Mufti, the chief minister, speaking at the convention, said tourism in the region is an "investment in peace."

"Like an army soldier fights at the border, fights against militancy in Jammu-Kashmir, that's one way of fighting. The other way of fighting is that you (tourists) visit us," she said.

Shops, schools and businesses were shut again Tuesday to protest the killings of eight rebels and six civilians during anti-India protests and fighting with government forces over the weekend.

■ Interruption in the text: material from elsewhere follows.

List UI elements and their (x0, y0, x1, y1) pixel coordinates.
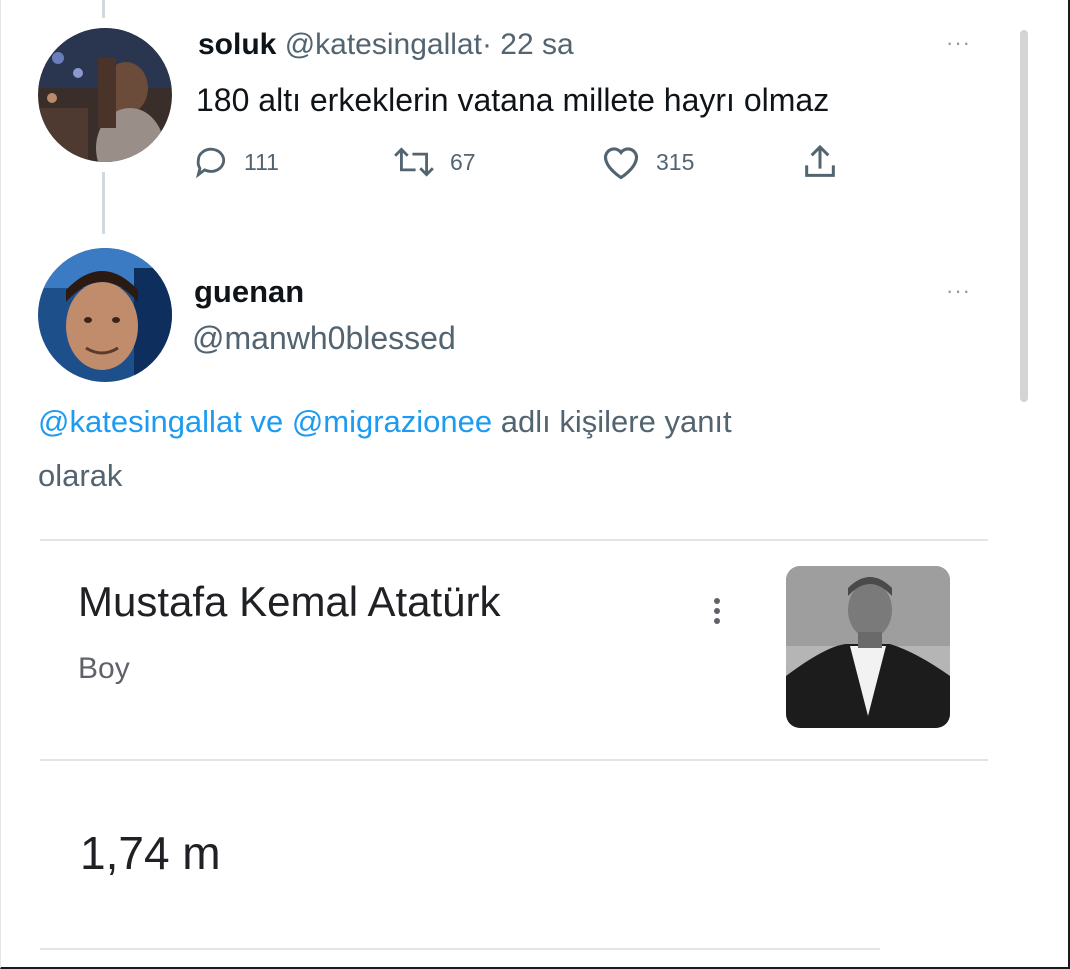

Also Tuesday, a teenage boy injured Sunday in shooting by government forces in the southern Shopian area died in a hospital in Srinagar. Five people were killed and dozens more, including the boy, were injured when Indian troops fired at anti-India protesters in Shopian who had been trying to reach the site of gunbattle in which soldiers killed five rebels.

As news of his death spread in his village, clashes erupted after villagers took to the streets and attacked a local military camp with stones, police and residents said. At least four people were injured after troops fired shotgun pellets and tear gas, they said.

Police and paramilitary soldiers patrolled the region and enforced a security lockdown in old parts of Srinagar, the urban heart of the anti-India protests.

Internet on cellphones remained suspended for a third day, a common practice by Indian authorities to make organizing protests more difficult.

Later Tuesday, separatists called on Kashmiris to resume their businesses and reopen schools starting Wednesday.

India and Pakistan each administer part of Kashmir, but both claim it in its entirety. Rebels have been fighting Indian rule since 1989, demanding Indian-controlled Kashmir be made part of Pakistan or become an independent country. In recent years, there have been renewed rebel attacks and public protests against Indian rule as a new generation of Kashmiri rebels, especially in the southern parts of the region, has revived the militancy and challenged New Delhi's rule with guns and effective use of social media.

India accuses Pakistan of arming and training the rebels, a charge Pakistan denies.

Most Kashmiris support the rebel cause while also participating in civilian street protests against Indian control.

Nearly 70,000 people have been killed in the uprising and the ensuing Indian military crackdown.


This story has been corrected to show that the tourist died overnight, not on Tuesday.